Kamu davasının açılmasının ertelenmesi kararının şüpheliye tebliğ edilmesi ve kararın kesinleşmesi sağlanmalıdır.

Bu tebligat yapılmadan veya tebligat akıbeti beklenmeden denetimli serbestlik ve tedavi tedbirinin infazına başlanmış olup da, ilgili özne denetimli serbestlik uygulamasına ilgili kurumun bildirimi ile başlamış ise, bu durum yükümlünün daha sonra gerçekleştirmiş olduğu ihlallerde “ısrar” koşulunun gerçekleşmesine bir etkisi olmayacaktır.

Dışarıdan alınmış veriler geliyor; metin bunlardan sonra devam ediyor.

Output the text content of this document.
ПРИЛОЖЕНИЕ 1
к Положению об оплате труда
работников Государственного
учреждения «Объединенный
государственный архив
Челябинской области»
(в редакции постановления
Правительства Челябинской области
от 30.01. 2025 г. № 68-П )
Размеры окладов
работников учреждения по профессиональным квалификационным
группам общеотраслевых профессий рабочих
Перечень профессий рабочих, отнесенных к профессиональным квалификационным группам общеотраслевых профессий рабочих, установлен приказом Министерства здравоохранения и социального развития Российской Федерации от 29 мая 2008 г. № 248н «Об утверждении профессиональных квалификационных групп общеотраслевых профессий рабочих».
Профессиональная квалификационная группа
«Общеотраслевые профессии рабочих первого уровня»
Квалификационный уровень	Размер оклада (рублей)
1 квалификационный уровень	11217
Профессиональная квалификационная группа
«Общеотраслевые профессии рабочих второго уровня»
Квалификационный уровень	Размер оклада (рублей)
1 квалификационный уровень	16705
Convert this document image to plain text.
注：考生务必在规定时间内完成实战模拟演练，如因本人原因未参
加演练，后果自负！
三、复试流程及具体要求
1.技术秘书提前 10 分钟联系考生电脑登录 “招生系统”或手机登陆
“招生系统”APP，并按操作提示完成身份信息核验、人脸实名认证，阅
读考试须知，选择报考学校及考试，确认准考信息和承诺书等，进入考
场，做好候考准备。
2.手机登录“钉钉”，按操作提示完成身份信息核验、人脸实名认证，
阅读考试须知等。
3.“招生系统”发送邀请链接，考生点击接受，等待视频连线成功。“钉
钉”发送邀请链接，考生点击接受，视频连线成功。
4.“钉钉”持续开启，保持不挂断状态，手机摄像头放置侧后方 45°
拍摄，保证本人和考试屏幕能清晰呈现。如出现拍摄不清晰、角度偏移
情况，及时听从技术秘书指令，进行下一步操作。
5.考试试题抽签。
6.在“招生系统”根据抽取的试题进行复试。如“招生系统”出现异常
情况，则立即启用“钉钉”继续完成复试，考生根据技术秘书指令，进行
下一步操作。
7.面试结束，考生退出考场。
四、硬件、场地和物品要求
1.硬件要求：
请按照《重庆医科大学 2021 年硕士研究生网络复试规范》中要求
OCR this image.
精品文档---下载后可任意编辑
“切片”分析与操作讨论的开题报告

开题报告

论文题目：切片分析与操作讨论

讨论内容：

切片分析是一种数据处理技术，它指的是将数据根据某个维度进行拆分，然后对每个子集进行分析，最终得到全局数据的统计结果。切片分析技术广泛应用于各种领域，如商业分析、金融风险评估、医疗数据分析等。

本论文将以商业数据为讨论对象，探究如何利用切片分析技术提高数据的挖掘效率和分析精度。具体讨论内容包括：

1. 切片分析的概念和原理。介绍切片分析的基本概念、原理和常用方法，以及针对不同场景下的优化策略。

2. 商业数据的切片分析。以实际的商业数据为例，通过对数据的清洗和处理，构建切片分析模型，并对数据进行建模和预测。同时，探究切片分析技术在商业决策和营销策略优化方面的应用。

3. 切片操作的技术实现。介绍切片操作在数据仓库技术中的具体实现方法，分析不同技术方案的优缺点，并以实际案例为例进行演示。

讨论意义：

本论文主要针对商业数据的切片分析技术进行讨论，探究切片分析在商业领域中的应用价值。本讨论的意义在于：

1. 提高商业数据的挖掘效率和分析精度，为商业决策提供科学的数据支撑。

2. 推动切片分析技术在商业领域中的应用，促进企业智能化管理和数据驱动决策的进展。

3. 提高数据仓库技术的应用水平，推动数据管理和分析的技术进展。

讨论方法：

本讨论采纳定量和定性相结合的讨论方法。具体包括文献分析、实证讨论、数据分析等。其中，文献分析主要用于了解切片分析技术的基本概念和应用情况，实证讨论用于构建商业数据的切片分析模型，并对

Örneğin; Denetimli Serbestlik Müdürlüğü’nce şüpheliye gönderilen uyarılı ilk başvuru davetiyesinin tebliğ edilmesini müteakip şüphelinin kuruma müracaat etmesi üzerine hakkında uygulanan tedbir ve tedaviden haberdar olduğu ve daha sonra kamu davasının ertelenmesi kararı tebliğ edildikten sonra da hiçbir aşamada itiraz etmeyerek tedavi ve denetimli serbestlik tedbirinin infazına devam ettiği hallerde, yükümlülüklerine uymamakta ısrar ettiği tespit edilen şüpheli hakkında yargılamaya devam edilerek esas hakkında bir hüküm verilmesi gerekecektir.[4]

Sanık, tedavi ve denetimli serbestlik tedbirinin infazına başlaması için yapılan meşruhatlı davetiye tebliğine rağmen 10 gün içinde Denetimli Serbestlik Müdürlüğüne başvurması gerekir. Bu başvuruyu yapmamış olması halinde kendisine uyarılı ikinci tebligat yapılmalıdır. Bu uyarılı ikinci tebligat sonrasında kuruma kesin olarak başvurulmalıdır. Bu başvuru yapılmaz ise iki ihlal ve ısrar şartı gerçekleşmiş olur. Bu başvuru aşaması kendi içinde değerlendirilmelidir. Yani, ısrar şartı her aşamada ayrı ayrı değerlendirilmelidir. Başvuru aşaması kendi içinde, denetimli serbestlik uygulamasının başladığı aşama kendi içinde değerlendirilmeli ve bu aşamalardaki ihlaller birbiri ile toplanmamalıdır.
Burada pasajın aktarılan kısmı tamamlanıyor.